- Born: 26 December 1964 (age 61) Boulogne-Billancourt, France
- Education: ESSEC, Harvard Business School
- Occupation: CEO of Danone

= Antoine Bernard de Saint-Affrique =

French businessman (born 1964)

Antoine Bernard de Saint-Affrique is a French businessman. He was appointed CEO of the Danone group in May 2021. His family name is Bernard de Saint-Affrique, sometimes abbreviated to de Saint-Affrique, and his given name is Antoine.

== Family name origin ==
His ancestor Louis Bernard, born in Valleraugue in 1771 and the son of a protestant pastor, held positions in the military administration under the First French Empire: he was military intendant of the guard of the Kingdom of Naples in 1806, and inspector of reviews in 1815. He was made Baron of the Empire by Joseph Bonaparte, King of Naples, in 1807, and this title was confirmed under the Bourbon Restauration in 1819 and 1821. He was authorized in 1819 to "regularly join to his name that of "de Saint-Affrique".

== Life ==
=== Youth ===
Antoine de Saint-Affrique was born in December 1964. He graduated from the ESSEC business school. In 1987-1988, he did his military service in the French Navy, of which he became a Reserve Officer.

=== Career ===
Most of his career was spent at Unilever, where he held various marketing positions from 1989 to 1997. One of his first assignments was to increase sales of Sanogyl and Signal toothpaste brands.

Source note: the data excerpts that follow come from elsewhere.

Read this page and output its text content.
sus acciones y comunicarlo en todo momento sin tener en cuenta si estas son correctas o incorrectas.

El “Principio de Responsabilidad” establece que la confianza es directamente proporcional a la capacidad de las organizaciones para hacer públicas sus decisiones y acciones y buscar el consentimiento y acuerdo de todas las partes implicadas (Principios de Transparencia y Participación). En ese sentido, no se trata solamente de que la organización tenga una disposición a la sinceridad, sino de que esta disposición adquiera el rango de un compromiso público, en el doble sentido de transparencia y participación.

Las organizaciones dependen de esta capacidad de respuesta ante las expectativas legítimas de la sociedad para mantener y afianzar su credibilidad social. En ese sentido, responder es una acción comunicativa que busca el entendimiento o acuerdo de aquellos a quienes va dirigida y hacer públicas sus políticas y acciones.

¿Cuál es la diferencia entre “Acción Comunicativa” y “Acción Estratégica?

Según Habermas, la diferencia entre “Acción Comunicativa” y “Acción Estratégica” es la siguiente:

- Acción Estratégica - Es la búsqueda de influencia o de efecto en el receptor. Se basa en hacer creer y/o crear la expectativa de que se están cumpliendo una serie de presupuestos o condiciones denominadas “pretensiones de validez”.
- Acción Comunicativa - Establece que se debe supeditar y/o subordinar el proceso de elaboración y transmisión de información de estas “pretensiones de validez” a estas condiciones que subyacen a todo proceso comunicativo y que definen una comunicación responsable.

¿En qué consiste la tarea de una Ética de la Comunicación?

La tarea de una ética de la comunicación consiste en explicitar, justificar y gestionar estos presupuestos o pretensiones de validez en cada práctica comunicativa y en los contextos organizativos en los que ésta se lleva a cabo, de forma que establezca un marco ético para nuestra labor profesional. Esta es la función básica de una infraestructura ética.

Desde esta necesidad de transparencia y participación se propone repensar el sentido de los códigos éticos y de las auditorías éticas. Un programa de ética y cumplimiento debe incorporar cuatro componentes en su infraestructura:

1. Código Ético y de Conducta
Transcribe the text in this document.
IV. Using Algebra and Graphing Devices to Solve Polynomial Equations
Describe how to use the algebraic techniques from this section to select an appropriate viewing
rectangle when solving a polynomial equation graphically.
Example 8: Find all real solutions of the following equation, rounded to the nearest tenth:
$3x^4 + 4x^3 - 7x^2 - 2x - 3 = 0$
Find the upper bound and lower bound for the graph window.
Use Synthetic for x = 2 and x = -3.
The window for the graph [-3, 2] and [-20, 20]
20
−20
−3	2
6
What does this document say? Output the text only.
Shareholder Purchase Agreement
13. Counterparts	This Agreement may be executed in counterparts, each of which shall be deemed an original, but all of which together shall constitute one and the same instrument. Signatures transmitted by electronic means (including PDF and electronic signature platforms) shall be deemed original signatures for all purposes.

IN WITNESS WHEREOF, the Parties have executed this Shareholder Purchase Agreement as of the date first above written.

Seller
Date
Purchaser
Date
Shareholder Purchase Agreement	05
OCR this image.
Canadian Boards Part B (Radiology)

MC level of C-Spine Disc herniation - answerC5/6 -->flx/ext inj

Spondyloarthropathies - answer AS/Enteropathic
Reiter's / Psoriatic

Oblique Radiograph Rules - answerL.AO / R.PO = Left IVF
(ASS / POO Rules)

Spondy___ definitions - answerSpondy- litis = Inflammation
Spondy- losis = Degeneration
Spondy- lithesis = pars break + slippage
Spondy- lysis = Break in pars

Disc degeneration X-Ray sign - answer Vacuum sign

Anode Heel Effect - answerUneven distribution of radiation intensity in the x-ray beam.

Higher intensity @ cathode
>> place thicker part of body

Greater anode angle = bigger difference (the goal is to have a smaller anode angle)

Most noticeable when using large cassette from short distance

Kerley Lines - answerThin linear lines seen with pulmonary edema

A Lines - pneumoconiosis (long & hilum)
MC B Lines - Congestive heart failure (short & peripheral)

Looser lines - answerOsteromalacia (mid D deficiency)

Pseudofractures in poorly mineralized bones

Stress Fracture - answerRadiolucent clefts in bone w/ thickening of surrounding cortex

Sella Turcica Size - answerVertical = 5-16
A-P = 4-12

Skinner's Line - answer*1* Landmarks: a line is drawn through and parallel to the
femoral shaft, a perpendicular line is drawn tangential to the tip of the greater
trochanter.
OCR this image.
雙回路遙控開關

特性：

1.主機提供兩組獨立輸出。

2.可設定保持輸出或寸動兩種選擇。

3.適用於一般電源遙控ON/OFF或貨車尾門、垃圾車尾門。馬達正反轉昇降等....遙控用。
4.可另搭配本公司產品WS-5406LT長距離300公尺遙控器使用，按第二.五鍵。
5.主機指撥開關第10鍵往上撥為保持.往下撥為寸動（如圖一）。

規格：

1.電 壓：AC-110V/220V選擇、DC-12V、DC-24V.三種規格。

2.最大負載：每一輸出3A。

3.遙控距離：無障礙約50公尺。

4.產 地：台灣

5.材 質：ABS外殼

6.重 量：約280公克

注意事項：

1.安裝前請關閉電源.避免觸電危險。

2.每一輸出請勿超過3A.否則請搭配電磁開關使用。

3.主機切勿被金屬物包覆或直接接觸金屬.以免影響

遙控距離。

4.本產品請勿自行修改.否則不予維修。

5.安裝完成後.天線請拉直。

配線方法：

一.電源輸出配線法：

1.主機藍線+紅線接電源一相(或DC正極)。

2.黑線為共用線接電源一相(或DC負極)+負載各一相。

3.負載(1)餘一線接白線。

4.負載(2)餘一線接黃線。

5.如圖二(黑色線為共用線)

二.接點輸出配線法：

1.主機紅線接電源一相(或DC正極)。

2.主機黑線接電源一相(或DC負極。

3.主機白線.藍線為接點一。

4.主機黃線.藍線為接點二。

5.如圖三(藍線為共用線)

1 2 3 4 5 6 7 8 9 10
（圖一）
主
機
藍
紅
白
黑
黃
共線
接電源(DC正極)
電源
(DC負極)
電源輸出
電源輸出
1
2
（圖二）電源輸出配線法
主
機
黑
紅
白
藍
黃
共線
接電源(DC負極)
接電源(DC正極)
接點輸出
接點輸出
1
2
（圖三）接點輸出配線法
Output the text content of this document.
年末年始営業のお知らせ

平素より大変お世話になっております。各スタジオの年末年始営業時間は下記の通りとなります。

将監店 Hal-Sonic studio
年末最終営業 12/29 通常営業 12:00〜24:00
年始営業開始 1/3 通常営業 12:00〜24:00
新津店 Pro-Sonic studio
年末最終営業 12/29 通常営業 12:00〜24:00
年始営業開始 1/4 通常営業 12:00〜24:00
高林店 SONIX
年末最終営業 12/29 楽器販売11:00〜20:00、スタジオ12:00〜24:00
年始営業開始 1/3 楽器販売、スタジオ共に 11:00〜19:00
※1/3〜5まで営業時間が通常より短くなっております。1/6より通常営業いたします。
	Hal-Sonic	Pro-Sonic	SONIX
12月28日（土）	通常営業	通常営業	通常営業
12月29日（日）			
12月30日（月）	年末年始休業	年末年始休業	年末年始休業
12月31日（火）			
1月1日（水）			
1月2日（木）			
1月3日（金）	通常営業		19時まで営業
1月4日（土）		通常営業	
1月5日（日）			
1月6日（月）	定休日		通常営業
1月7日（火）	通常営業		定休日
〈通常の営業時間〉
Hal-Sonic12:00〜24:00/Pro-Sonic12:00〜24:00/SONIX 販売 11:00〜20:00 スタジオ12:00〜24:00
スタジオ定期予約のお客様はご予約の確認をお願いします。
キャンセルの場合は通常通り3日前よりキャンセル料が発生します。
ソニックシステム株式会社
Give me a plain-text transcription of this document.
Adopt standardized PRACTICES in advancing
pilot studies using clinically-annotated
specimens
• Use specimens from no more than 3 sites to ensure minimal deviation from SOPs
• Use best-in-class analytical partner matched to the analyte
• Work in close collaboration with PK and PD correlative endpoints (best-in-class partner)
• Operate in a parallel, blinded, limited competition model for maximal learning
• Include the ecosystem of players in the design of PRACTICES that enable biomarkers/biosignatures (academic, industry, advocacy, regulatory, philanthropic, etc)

He then spent three years at Danone, where he was marketing director of Liebig Maille-Amora.

Back at Unilever from 2000 to 2003, he was European Director of the sauces and condiments business, then from 2003 to 2005 the CEO of the Unilever subsidiary covering Hungary, Croatia and Slovenia.

In 2005 he was appointed Vice President of the Unilever Group, member of the Executive Committee for Europe and responsible for all of the Group's activities in Eastern Europe. In 2009 he was appointed Executive Vice President of Unilever and in 2011 President of Unilever's food business. These various positions led him to reside in the Netherlands and then in England, where Unilever's offices and headquarters are located.

In 2015, he was appointed chairman and CEO of Barry Callebaut, Europe's leading cocoa processor and chocolate manufacturer. During his tenure, the Swiss chocolate maker's share price almost doubled, a success he attributes to Barry Callebaut's strategy of sustainability.

In May 2021, he was appointed Chief Executive Officer of the Danone Group, effective in September 2021.

=== Other responsibilities ===
Antoine Bernard de Saint-Affrique is an independent director of Essilor International. He is also a member of the Board of Directors of Burberry Group Plc and the Swiss-American Chamber of Commerce.

== Family ==
Antoine Bernard de Saint-Affrique is married to Carole and has four children.

==Compensation==
In 2021, as the CEO and member of the executive committee of Barry Callebaut AG, the total compensation of Antoine Bernard de Saint-Affrique was $7 million.